Mediation Training Classes
The dates and frequency of our training classes and the screening process for mediator trainees are established based on the community needs in Montgomery County. Dates for the next training classes will be announced on this website, so please be sure to check the website regularly for training announcements. If you do not have regular computer access and would like to be added to the training notification list, please contact the DRC-MC Volunteer Coordinator at (936) 760-6914.
- 40 Hour General Mediation Training (1): April 1-3 & 8-9, 2020
- 40 Hour General Mediation Training (2): June 11-12 & 17-19, 2020
- Family Mediation Training: March 25-27, 2020
- CPS Mediation Training: July 23-24, 2020
Note: DRC requires a criminal background check on individuals mediating or observing a mediation in which minors are mediation participants .
The dates, frequency of our training and the screening process for mediator trainees are established based on the community needs in Montgomery County. Volunteer applications are accepted year round.
40 Hour General Mediation Classes are taught by Walter A. Wright, J.D., L.L.M, with assistance of experienced mediators who act as trainers/coaches.
Local judges, attorneys, professionals and experienced mediators act as trainers and/or coaches for the Advanced Family and CPS Mediation Classes. All trainers and coaches are senior mediators from varied professional backgrounds who bring richness to the training through varied perspectives and practices as mediators.
About the Trainer
Walter A. Wright, J.D., LL.M., is an associate professor in the Legal Studies Program of the Department of Political Science at Texas State University, where he teaches courses in law and alternative dispute resolution (ADR). He is also an adjunct professor of mediation at the University of Texas School of Law and the Universidad de Alcalá de Henares (Spain). An attorney and mediator, he received B.A. and J.D. degrees from the University of Houston and an LL.M. in International Legal Studies from New York University. He is former president of the Texas Association of Mediators and the Association of Attorney-Mediators. His current activities include service as editor-in-chief of El Acuerdo, an ADR newsletter published in Buenos Aires, Argentina; as a JAMS Foundation – ACR Grant Advisor for the Association for Conflict Resolution; and as a member of the advisory board of the Central Texas Dispute Resolution Center. Since 1996, he has enjoyed teaching ADR courses and conducting facilitated dialogues in Argentina, Colombia, Ecuador, Mexico, Nicaragua, Panama, Peru, Uruguay and Venezuela. He has published over 100 book chapters and articles, mostly related to law and mediation, in the United States and Latin America, and he holds a designation as a Credentialed Mediator with the Texas Mediator Credentialing Association.
Mediation is a process which empowers the parties to a dispute to explore their conflict, generate many possible solutions and reach resolutions which are satisfactory to each party. They may also decide that it is not resolvable at that time.

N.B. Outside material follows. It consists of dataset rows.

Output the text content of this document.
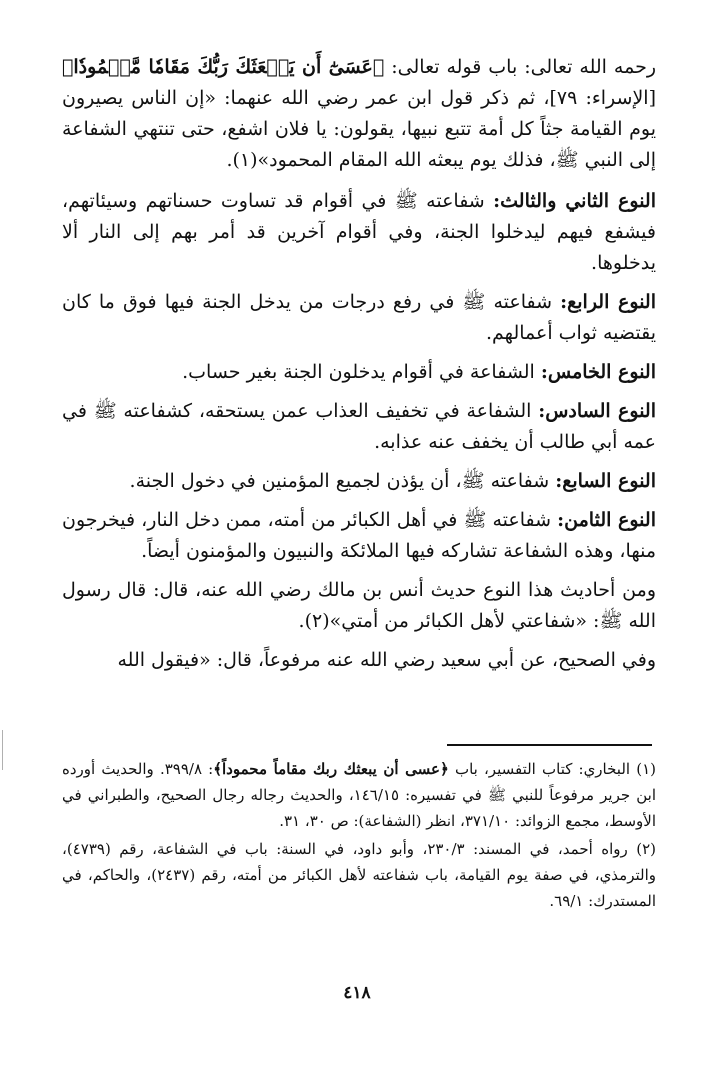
رحمه الله تعالى: باب قوله تعالى: ﴿عَسَىٰٓ أَن يَبۡعَثَكَ رَبُّكَ مَقَامٗا مَّحۡمُودٗا﴾ [الإسراء: ٧٩]، ثم ذكر قول ابن عمر رضي الله عنهما: «إن الناس يصيرون يوم القيامة جثاً كل أمة تتبع نبيها، يقولون: يا فلان اشفع، حتى تنتهي الشفاعة إلى النبي ﷺ، فذلك يوم يبعثه الله المقام المحمود»(١).

النوع الثاني والثالث: شفاعته ﷺ في أقوام قد تساوت حسناتهم وسيئاتهم، فيشفع فيهم ليدخلوا الجنة، وفي أقوام آخرين قد أمر بهم إلى النار ألا يدخلوها.

النوع الرابع: شفاعته ﷺ في رفع درجات من يدخل الجنة فيها فوق ما كان يقتضيه ثواب أعمالهم.

النوع الخامس: الشفاعة في أقوام يدخلون الجنة بغير حساب.

النوع السادس: الشفاعة في تخفيف العذاب عمن يستحقه، كشفاعته ﷺ في عمه أبي طالب أن يخفف عنه عذابه.

النوع السابع: شفاعته ﷺ، أن يؤذن لجميع المؤمنين في دخول الجنة.

النوع الثامن: شفاعته ﷺ في أهل الكبائر من أمته، ممن دخل النار، فيخرجون منها، وهذه الشفاعة تشاركه فيها الملائكة والنبيون والمؤمنون أيضاً.

ومن أحاديث هذا النوع حديث أنس بن مالك رضي الله عنه، قال: قال رسول الله ﷺ: «شفاعتي لأهل الكبائر من أمتي»(٢).

وفي الصحيح، عن أبي سعيد رضي الله عنه مرفوعاً، قال: «فيقول الله

(١) البخاري: كتاب التفسير، باب ﴿عسى أن يبعثك ربك مقاماً محموداً﴾: ٣٩٩/٨. والحديث أورده ابن جرير مرفوعاً للنبي ﷺ في تفسيره: ١٤٦/١٥، والحديث رجاله رجال الصحيح، والطبراني في الأوسط، مجمع الزوائد: ٣٧١/١٠، انظر (الشفاعة): ص ٣٠، ٣١.

(٢) رواه أحمد، في المسند: ٢٣٠/٣، وأبو داود، في السنة: باب في الشفاعة، رقم (٤٧٣٩)، والترمذي، في صفة يوم القيامة، باب شفاعته لأهل الكبائر من أمته، رقم (٢٤٣٧)، والحاكم، في المستدرك: ٦٩/١.

٤١٨
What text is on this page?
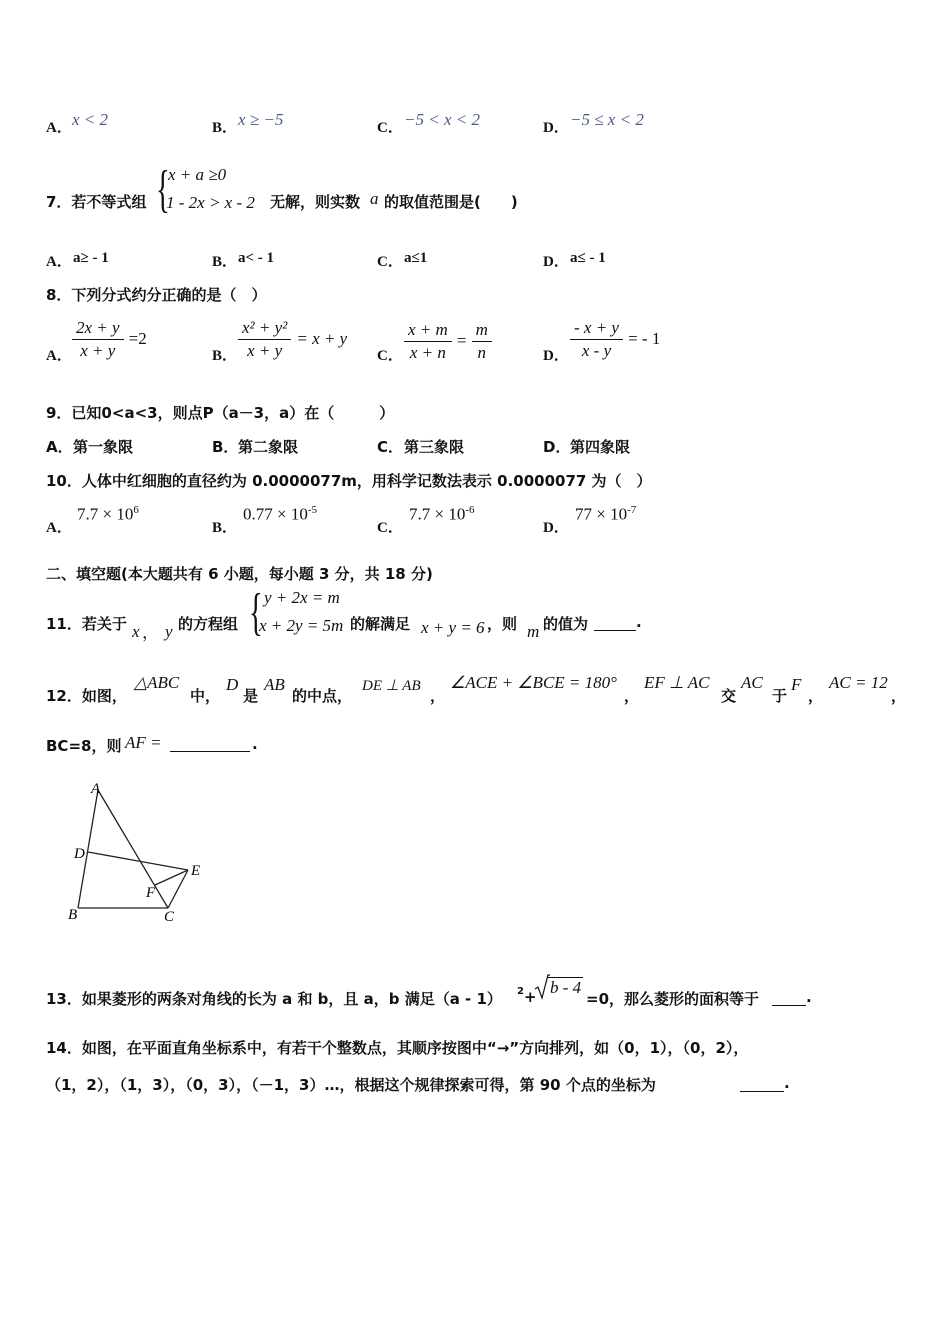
A． x < 2	B． x ≥ −5	C． −5 < x < 2	D． −5 ≤ x < 2
7．若不等式组 {
x + a ≥0
1 - 2x > x - 2 无解，则实数 a 的取值范围是(　　)
A． a≥ - 1	B． a< - 1	C． a≤1	D． a≤ - 1
8．下列分式约分正确的是（　）
A． $\frac{2x + y}{x + y} =2$
B． $\frac{\text{x² + y²}}{x + y} = x + y$
C． $\frac{x + m}{x + n} = \frac{m}{n}$	D． $\frac{- x + y}{x - y}$ = - 1
9．已知0<a<3，则点P（a－3，a）在（　　　）
A． 第一象限	B． 第二象限	C． 第三象限	D． 第四象限
10．人体中红细胞的直径约为 0.0000077m，用科学记数法表示 0.0000077 为（　）
A．
$7.7 \times 10^6$
B．
$0.77 \times 10^{-5}$
C．
$7.7 \times 10^{-6}$
D．
$77 \times 10^{-7}$
二、填空题(本大题共有 6 小题，每小题 3 分，共 18 分)
11．若关于 x ， y 的方程组 { y + 2x = m
x + 2y = 5m 的解满足 x + y = 6 ，则 m 的值为	.
12．如图，
△ABC
中，
D
是
AB
的中点，
DE ⊥ AB
，
∠ACE + ∠BCE = 180°
，
EF ⊥ AC
交
AC
于
F
，
AC = 12
，
BC=8，则 AF =	.
A
D
B	C
E
F
13．如果菱形的两条对角线的长为 a 和 b，且 a，b 满足（a - 1） 2 + b - 4
=0，那么菱形的面积等于	.
14．如图，在平面直角坐标系中，有若干个整数点，其顺序按图中“→”方向排列，如（0，1），（0，2），
（1，2），（1，3），（0，3），（－1，3）…，根据这个规律探索可得，第 90 个点的坐标为	.
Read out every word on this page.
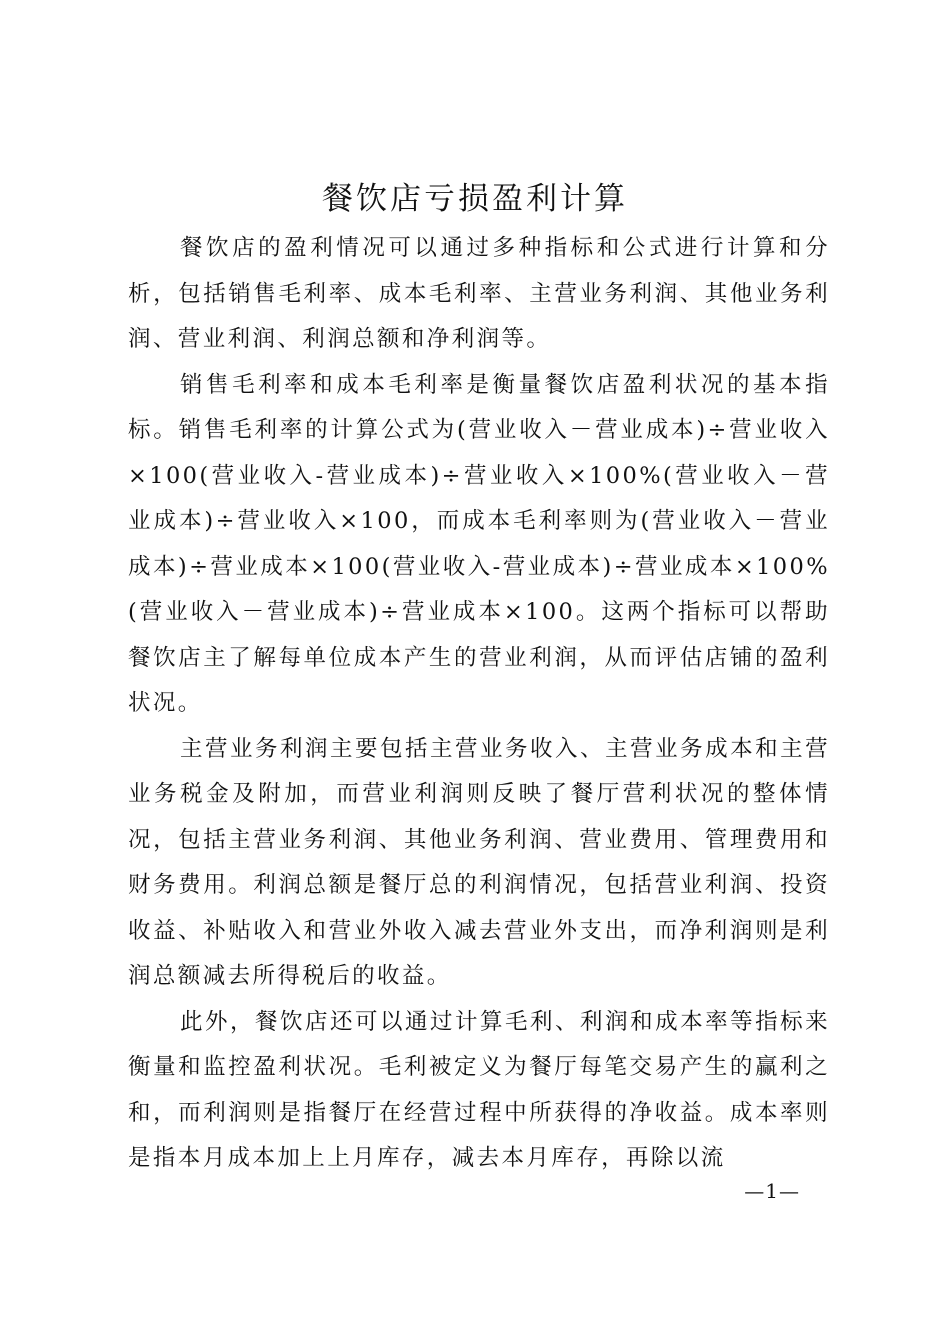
餐饮店亏损盈利计算

餐饮店的盈利情况可以通过多种指标和公式进行计算和分析，包括销售毛利率、成本毛利率、主营业务利润、其他业务利润、营业利润、利润总额和净利润等。

销售毛利率和成本毛利率是衡量餐饮店盈利状况的基本指标。销售毛利率的计算公式为(营业收入－营业成本)÷营业收入×100(营业收入-营业成本)÷营业收入×100%(营业收入－营业成本)÷营业收入×100，而成本毛利率则为(营业收入－营业成本)÷营业成本×100(营业收入-营业成本)÷营业成本×100%(营业收入－营业成本)÷营业成本×100。这两个指标可以帮助餐饮店主了解每单位成本产生的营业利润，从而评估店铺的盈利状况。

主营业务利润主要包括主营业务收入、主营业务成本和主营业务税金及附加，而营业利润则反映了餐厅营利状况的整体情况，包括主营业务利润、其他业务利润、营业费用、管理费用和财务费用。利润总额是餐厅总的利润情况，包括营业利润、投资收益、补贴收入和营业外收入减去营业外支出，而净利润则是利润总额减去所得税后的收益。

此外，餐饮店还可以通过计算毛利、利润和成本率等指标来衡量和监控盈利状况。毛利被定义为餐厅每笔交易产生的赢利之和，而利润则是指餐厅在经营过程中所获得的净收益。成本率则是指本月成本加上上月库存，减去本月库存，再除以流

—1—
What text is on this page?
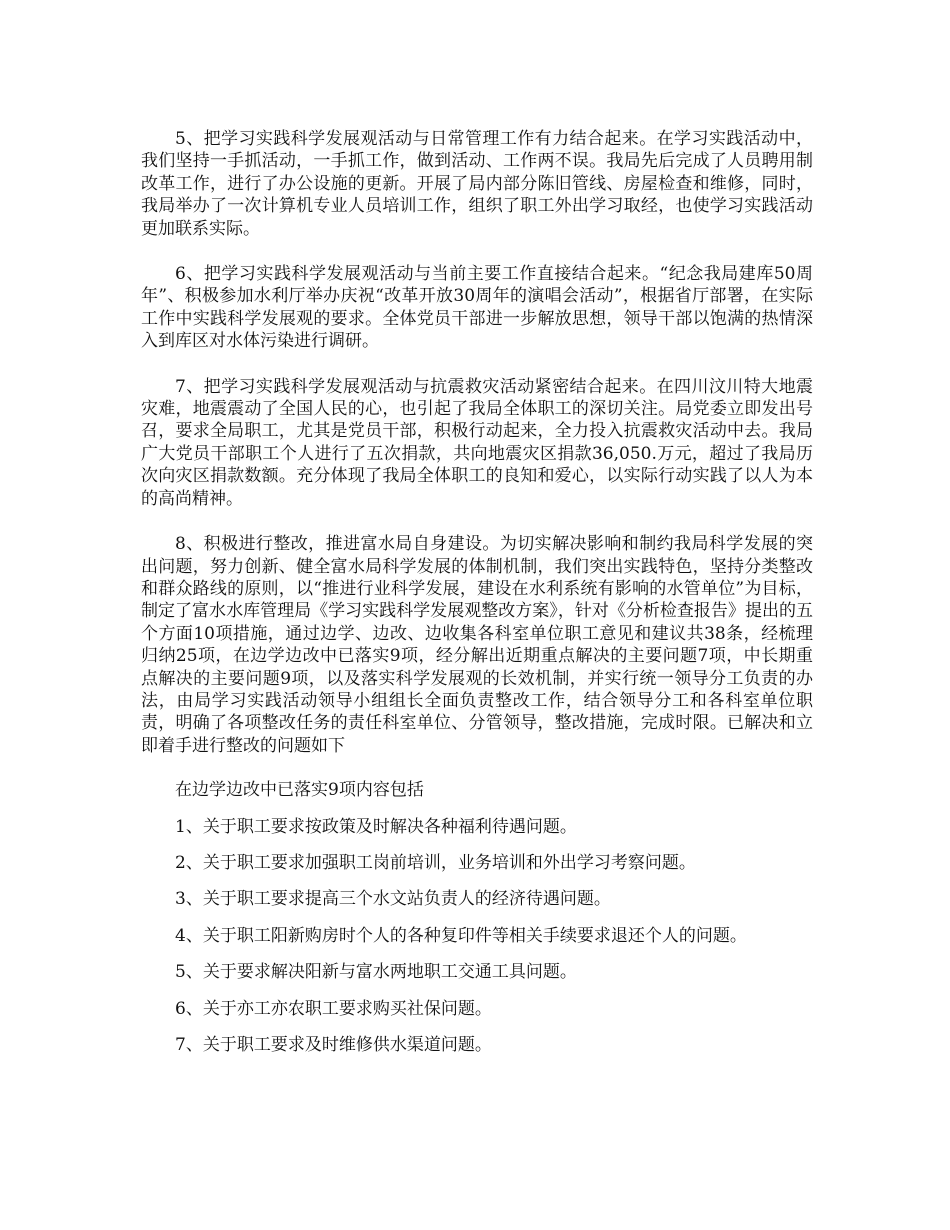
5、把学习实践科学发展观活动与日常管理工作有力结合起来。在学习实践活动中，我们坚持一手抓活动，一手抓工作，做到活动、工作两不误。我局先后完成了人员聘用制改革工作，进行了办公设施的更新。开展了局内部分陈旧管线、房屋检查和维修，同时，我局举办了一次计算机专业人员培训工作，组织了职工外出学习取经，也使学习实践活动更加联系实际。

6、把学习实践科学发展观活动与当前主要工作直接结合起来。“纪念我局建库50周年”、积极参加水利厅举办庆祝“改革开放30周年的演唱会活动”，根据省厅部署，在实际工作中实践科学发展观的要求。全体党员干部进一步解放思想，领导干部以饱满的热情深入到库区对水体污染进行调研。

7、把学习实践科学发展观活动与抗震救灾活动紧密结合起来。在四川汶川特大地震灾难，地震震动了全国人民的心，也引起了我局全体职工的深切关注。局党委立即发出号召，要求全局职工，尤其是党员干部，积极行动起来，全力投入抗震救灾活动中去。我局广大党员干部职工个人进行了五次捐款，共向地震灾区捐款36,050.万元，超过了我局历次向灾区捐款数额。充分体现了我局全体职工的良知和爱心，以实际行动实践了以人为本的高尚精神。

8、积极进行整改，推进富水局自身建设。为切实解决影响和制约我局科学发展的突出问题，努力创新、健全富水局科学发展的体制机制，我们突出实践特色，坚持分类整改和群众路线的原则，以“推进行业科学发展，建设在水利系统有影响的水管单位”为目标，制定了富水水库管理局《学习实践科学发展观整改方案》，针对《分析检查报告》提出的五个方面10项措施，通过边学、边改、边收集各科室单位职工意见和建议共38条，经梳理归纳25项，在边学边改中已落实9项，经分解出近期重点解决的主要问题7项，中长期重点解决的主要问题9项，以及落实科学发展观的长效机制，并实行统一领导分工负责的办法，由局学习实践活动领导小组组长全面负责整改工作，结合领导分工和各科室单位职责，明确了各项整改任务的责任科室单位、分管领导，整改措施，完成时限。已解决和立即着手进行整改的问题如下

在边学边改中已落实9项内容包括

1、关于职工要求按政策及时解决各种福利待遇问题。

2、关于职工要求加强职工岗前培训，业务培训和外出学习考察问题。

3、关于职工要求提高三个水文站负责人的经济待遇问题。

4、关于职工阳新购房时个人的各种复印件等相关手续要求退还个人的问题。

5、关于要求解决阳新与富水两地职工交通工具问题。

6、关于亦工亦农职工要求购买社保问题。

7、关于职工要求及时维修供水渠道问题。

It is a collaborative, intuitive, flexible, creative and synergistic process. Research suggests that talking face to face also teaches communication skills which carry over into the relationship well beyond the end of the mediation process.
While courts and attorneys are involved in most cases at the DRC-MC, we strive to keep the parties in control of the content and outcome of the mediation.
The mediators retain control of the process.
Testimonials from DRC Mediation Participants
Coaches and trainers “very clear and quick to answer questions and explain and show why techniques are done.”
“Knowledgeable trainers, informal atmosphere and enthusiasm for the process – all great.”
“Attitude and expertise are outstanding”; “Well prepared and illustrated.”
“Dedication, enthusiasm and skill of staff and mediators is wonderful.”
“A great group of volunteers.”
“Interesting, thorough and informative.”
“I really enjoyed hearing from other lawyers and judges regarding these issues.”
“To see and hear the judge’s perspective was very useful.”
“Accommodations and lunch – excellent.”